Voor zover appellante met wat zij heeft aangevoerd heeft beoogd te stellen wil aanvoeren dat in haar geval niet aan het proportionaliteitsvereiste wordt voldaan, omdat zij door de inmenging in haar recht op eigendom een buitensporig zware last moet dragen, slaagt deze beroepsgrond niet, reeds omdat appellante dit standpunt niet heeft onderbouwd.
4.4.
Uit 4.1 tot en met 4.3 volgt dat het college terecht de kostendelersnorm van toepassing heeft geacht.

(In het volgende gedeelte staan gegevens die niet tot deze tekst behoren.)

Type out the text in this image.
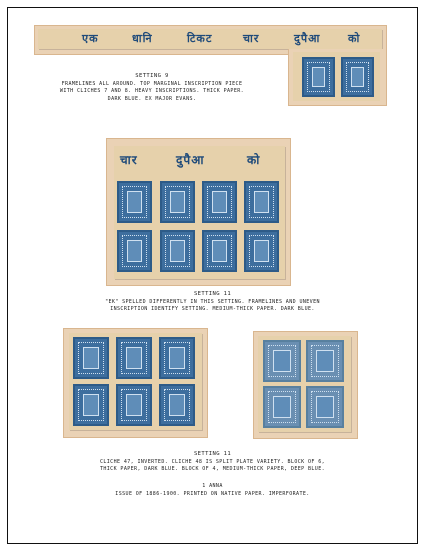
एक	धानि	टिकट	चार	दुपैआ	को
SETTING 9
FRAMELINES ALL AROUND. TOP MARGINAL INSCRIPTION PIECE
WITH CLICHES 7 AND 8. HEAVY INSCRIPTIONS. THICK PAPER.
DARK BLUE. EX MAJOR EVANS.
चार	दुपैआ	को
SETTING 11
"EK" SPELLED DIFFERENTLY IN THIS SETTING. FRAMELINES AND UNEVEN
INSCRIPTION IDENTIFY SETTING. MEDIUM-THICK PAPER. DARK BLUE.
SETTING 11
CLICHE 47, INVERTED. CLICHE 48 IS SPLIT PLATE VARIETY. BLOCK OF 6,
THICK PAPER, DARK BLUE. BLOCK OF 4, MEDIUM-THICK PAPER, DEEP BLUE.
1 ANNA
ISSUE OF 1886-1900. PRINTED ON NATIVE PAPER. IMPERFORATE.
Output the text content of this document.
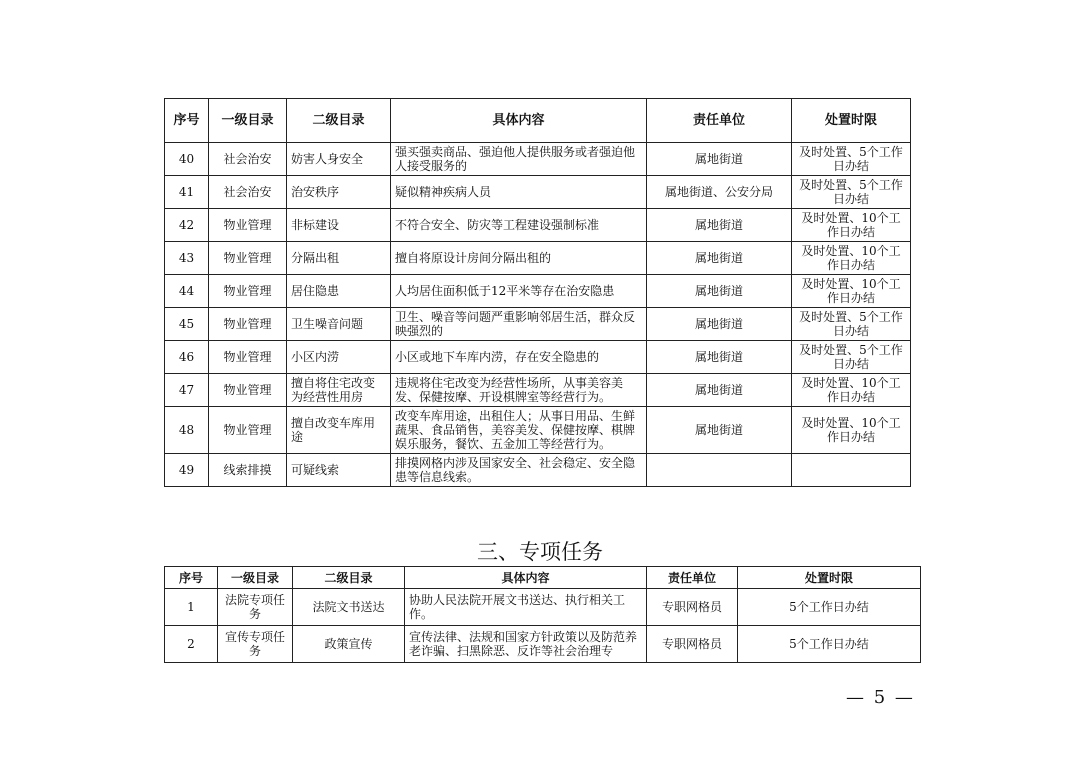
序号	一级目录	二级目录	具体内容	责任单位	处置时限
40	社会治安	妨害人身安全	强买强卖商品、强迫他人提供服务或者强迫他人接受服务的	属地街道	及时处置、5个工作日办结
41	社会治安	治安秩序	疑似精神疾病人员	属地街道、公安分局	及时处置、5个工作日办结
42	物业管理	非标建设	不符合安全、防灾等工程建设强制标准	属地街道	及时处置、10个工作日办结
43	物业管理	分隔出租	擅自将原设计房间分隔出租的	属地街道	及时处置、10个工作日办结
44	物业管理	居住隐患	人均居住面积低于12平米等存在治安隐患	属地街道	及时处置、10个工作日办结
45	物业管理	卫生噪音问题	卫生、噪音等问题严重影响邻居生活，群众反映强烈的	属地街道	及时处置、5个工作日办结
46	物业管理	小区内涝	小区或地下车库内涝，存在安全隐患的	属地街道	及时处置、5个工作日办结
47	物业管理	擅自将住宅改变为经营性用房	违规将住宅改变为经营性场所，从事美容美发、保健按摩、开设棋牌室等经营行为。	属地街道	及时处置、10个工作日办结
48	物业管理	擅自改变车库用途	改变车库用途，出租住人；从事日用品、生鲜蔬果、食品销售，美容美发、保健按摩、棋牌娱乐服务，餐饮、五金加工等经营行为。	属地街道	及时处置、10个工作日办结
49	线索排摸	可疑线索	排摸网格内涉及国家安全、社会稳定、安全隐患等信息线索。		
三、专项任务
序号	一级目录	二级目录	具体内容	责任单位	处置时限
1	法院专项任务	法院文书送达	协助人民法院开展文书送达、执行相关工作。	专职网格员	5个工作日办结
2	宣传专项任务	政策宣传	宣传法律、法规和国家方针政策以及防范养老诈骗、扫黑除恶、反诈等社会治理专	专职网格员	5个工作日办结
— 5 —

Tegen de terugvordering heeft appellante geen zelfstandige gronden aangevoerd, zodat deze geen bespreking behoeft.
4.5.
Het hoger beroep slaagt niet. De aangevallen uitspraak zal daarom worden bevestigd.
5. Voor een veroordeling in de proceskosten bestaat geen aanleiding.

BESLISSING

De Centrale Raad van Beroep bevestigt de aangevallen uitspraak.
Deze uitspraak is gedaan door E.C.R. Schut, in tegenwoordigheid van S.H.H. Slaats als griffier. De beslissing is uitgesproken in het openbaar op 16 oktober 2018.